Major Mandisa Mfeka is the first South African female pilot in the South African army and she only became popularly known to South Africans when her name was mentioned at President Cyril Ramaphosa’s inauguration this year.
This young inspiring rock was born in Ntuzuma, north of Durban in KwaZulu-Natal. With both her parents being teachers, she grew up in a family that is academically orientated and a spirit of love and academics was passed down to her and her siblings.
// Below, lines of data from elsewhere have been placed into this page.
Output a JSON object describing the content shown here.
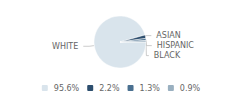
{
  "chart_data": {
    "type": "pie",
    "categories": [
      "WHITE",
      "ASIAN",
      "HISPANIC",
      "BLACK"
    ],
    "values": [
      95.6,
      2.2,
      1.3,
      0.9
    ],
    "value_labels": [
      "95.6%",
      "2.2%",
      "1.3%",
      "0.9%"
    ],
    "colors": [
      "#d9e4ec",
      "#2d4e6e",
      "#4a7090",
      "#9ab0c0"
    ],
    "legend": "bottom"
  }
}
Mandisa, who fell in love with flying at age of five, said “My mother and my grandmother used to take us to Virginia Airport to enjoy the air show however we would only sit outside and my mother would park her car there because we couldn’t afford entrance tickets.” In that way she never met or came across any pilot.
Her parents separated when she was only seven years old and from that age Mandisa learnt there is nothing like gender bias because her mother played both roles of father and mother in her life. The same applied with her father, “My father would clean, cook and wash our clothes and that basically taught us self discipline and not to feel that because you are a girl or my brother being a boy therefore we have limitations on ourselves based on gender.”
She only discovered that she can become a pilot when she was 16 years old, and this was when she started making her research in careers about maths and science. She came across an advertisement by the South African Air Force looking for pilots and decided to give it a try.
“I decided to apply and send reports to the South African Air Force telling them about myself and that I would like to be part of the air force. They eventually responded with application documents that I had to fill and I did exactly that and attached my CV to them. I got a response and Major Sergeant Jojwana communicated with me and she was the one who told me that basic Military training would be tough but that was preparation to meet the physical criteria of becoming a pilot.”
Mandisa adds that when she matriculated she went straight to the air force and started with her basic military training in 2008, the following year she did a year in the military academy which was basically ground school. In 2011 she got her wings and chose to be a combat pilot because she wanted to grow and become an aviation specialist. Mandisa is currently at Air force Makhado where she flies the Hawk Mark 120.
Her job comes with a lot of advantages, like being tasked to fly in events like Freedom Day Celebrations, Presidential Inaugurations and State Funerals; however it also comes with its disadvantages like being moved to different places in a short period of time. Despite this, she continues in the path she chose to be in the air force.
The young female combat pilot says that she would love to get more women to join the air force too.